Prompting: "only say yes" (part 2)

I’d go so far as to say reality has a recency bias, what with that whole “arrow of time” thing.

Regarding the “false memory” and the idea the model is

I think it’s more simple than that.

My interpretation of this behavior is that the model (almost) always treats it’s past behavior as perfect and ideal. If it did it, it must be correct and proper.

So, when you create a past where the model has ignored an instruction you’re, essentially, giving it a one-shot example of a situation where the rule doesn’t apply. Then, when another question comes up which touches on identity, it relies on that previous example as a correct and appropriate response for identity questions.

Due to the semantic similarity of the questions, there will be additional attention paid to that message pair relative to the original instruction. Add in the recency bias for the model’s attention mechanism and you have a strong recipe for getting the model to ignore the earlier instruction.

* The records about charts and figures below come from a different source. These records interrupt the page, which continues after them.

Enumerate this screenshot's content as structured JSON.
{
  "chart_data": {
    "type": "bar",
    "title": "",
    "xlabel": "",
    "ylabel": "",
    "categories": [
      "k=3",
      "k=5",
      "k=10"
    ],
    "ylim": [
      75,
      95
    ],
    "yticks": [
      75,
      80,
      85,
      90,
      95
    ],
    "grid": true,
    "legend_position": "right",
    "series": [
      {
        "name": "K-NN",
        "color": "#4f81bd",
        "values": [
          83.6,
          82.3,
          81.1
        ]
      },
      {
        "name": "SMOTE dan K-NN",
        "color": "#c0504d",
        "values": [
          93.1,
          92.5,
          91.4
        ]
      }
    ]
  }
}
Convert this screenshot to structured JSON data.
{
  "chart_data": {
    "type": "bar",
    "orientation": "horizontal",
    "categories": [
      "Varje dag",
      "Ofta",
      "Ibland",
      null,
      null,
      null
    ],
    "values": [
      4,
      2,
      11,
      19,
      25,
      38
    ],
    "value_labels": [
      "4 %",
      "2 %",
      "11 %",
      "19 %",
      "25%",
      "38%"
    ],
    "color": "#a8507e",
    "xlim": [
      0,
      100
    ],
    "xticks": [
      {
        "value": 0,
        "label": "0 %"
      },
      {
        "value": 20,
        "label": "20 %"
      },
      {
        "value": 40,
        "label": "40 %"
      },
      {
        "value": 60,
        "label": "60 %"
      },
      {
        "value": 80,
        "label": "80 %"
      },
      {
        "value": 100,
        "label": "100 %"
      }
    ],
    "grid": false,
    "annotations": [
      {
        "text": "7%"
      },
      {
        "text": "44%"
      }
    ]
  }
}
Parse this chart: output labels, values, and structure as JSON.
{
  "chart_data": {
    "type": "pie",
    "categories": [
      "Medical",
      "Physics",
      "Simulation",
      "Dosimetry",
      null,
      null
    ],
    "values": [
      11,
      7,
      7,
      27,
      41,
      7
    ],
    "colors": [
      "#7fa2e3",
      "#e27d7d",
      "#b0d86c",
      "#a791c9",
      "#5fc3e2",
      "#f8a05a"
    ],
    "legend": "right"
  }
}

I would guess if you were to continue just the first part of your experiment with more questions of both an identity and non-identity nature, you’d quickly lock the model into it’s new understanding of when to say yes and when to answer normally.

I suspect this is the same mechanism behind the need to frequently start new message threads with ChatGPT, especially when debugging code.

I didn’t have time to test right now, but I wonder how many “false memories” of the model writing in all caps or all lowercase you’d need to do to get the model to continue the behavior instructed.

There’s probably a paper in there for anyone who wanted to write it… “Contextual Cues as Inadvertent Self-Instructed Few-Shot Learning…”

Anyway, interesting stuff as always. Thanks for sharing!